Friday, August 31, 2012

Supremes will revisit affirmative action in college admissions

Fisher v. Texas, on the high court's docket for next term, will revisit the Grutter case.

What was Grutter?

Supreme Court of the United States

Barbara GRUTTER, Petitioner,
Lee BOLLINGER et al.

No. 02-241.

Argued April 1, 2003.
Decided June 23, 2003.
Rehearing Denied Aug. 25, 2003.
See 539 U.S. 982, 124 S.Ct. 35

Law school applicants who were denied admission challenged race-conscious admissions policy of state university law school, alleging that the admissions policy encouraging student body diversity violated their equal protection rights. The United States District Court for the Eastern District of Michigan, Bernard A. Friedman, J., 137 F.Supp.2d 821, held that the law school's consideration of race and ethnicity in its admissions decisions was unlawful and enjoined law school from using race as a factor in its admissions decisions.

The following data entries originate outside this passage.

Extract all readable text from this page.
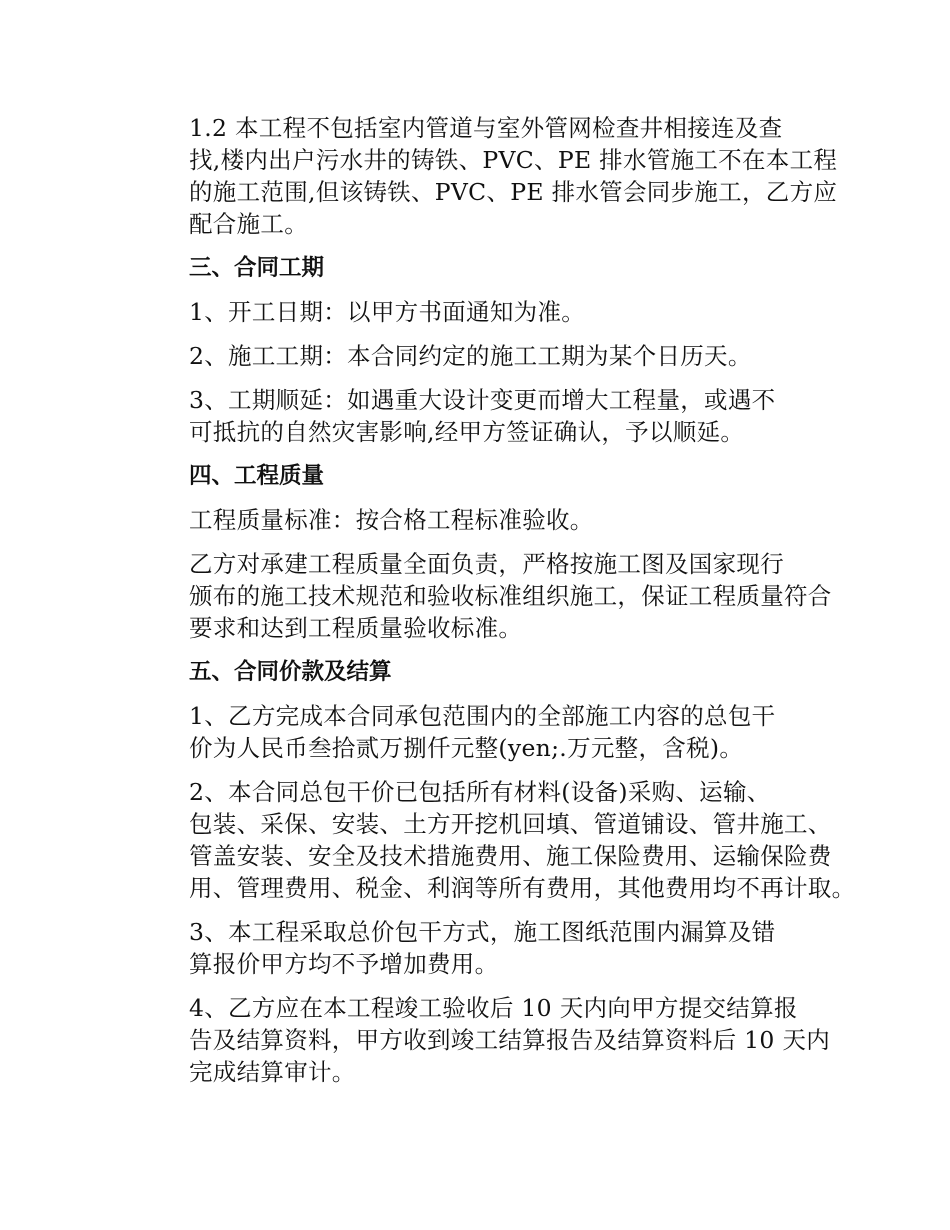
1.2 本工程不包括室内管道与室外管网检查井相接连及查
找,楼内出户污水井的铸铁、PVC、PE 排水管施工不在本工程
的施工范围,但该铸铁、PVC、PE 排水管会同步施工，乙方应
配合施工。

三、合同工期

1、开工日期：以甲方书面通知为准。

2、施工工期：本合同约定的施工工期为某个日历天。

3、工期顺延：如遇重大设计变更而增大工程量，或遇不
可抵抗的自然灾害影响,经甲方签证确认，予以顺延。

四、工程质量

工程质量标准：按合格工程标准验收。

乙方对承建工程质量全面负责，严格按施工图及国家现行
颁布的施工技术规范和验收标准组织施工，保证工程质量符合
要求和达到工程质量验收标准。

五、合同价款及结算

1、乙方完成本合同承包范围内的全部施工内容的总包干
价为人民币叁拾贰万捌仟元整(yen;.万元整，含税)。

2、本合同总包干价已包括所有材料(设备)采购、运输、
包装、采保、安装、土方开挖机回填、管道铺设、管井施工、
管盖安装、安全及技术措施费用、施工保险费用、运输保险费
用、管理费用、税金、利润等所有费用，其他费用均不再计取。

3、本工程采取总价包干方式，施工图纸范围内漏算及错
算报价甲方均不予增加费用。

4、乙方应在本工程竣工验收后 10 天内向甲方提交结算报
告及结算资料，甲方收到竣工结算报告及结算资料后 10 天内
完成结算审计。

Appeal was taken. Sitting en banc, the United States Court of Appeals for the Sixth Circuit, 288 F.3d 732, Boyce F. Martin, Jr., Chief Judge, reversed the District Court's judgment and vacated the injunction. Certiorari was granted. The United States Supreme Court, Justice O'Connor, held that: (1) law school had a compelling interest in attaining a diverse student body; and (2) admissions program was narrowly tailored to serve its compelling interest in obtaining the educational benefits that flow from a diverse student body, and thus did not violate the Equal Protection Clause.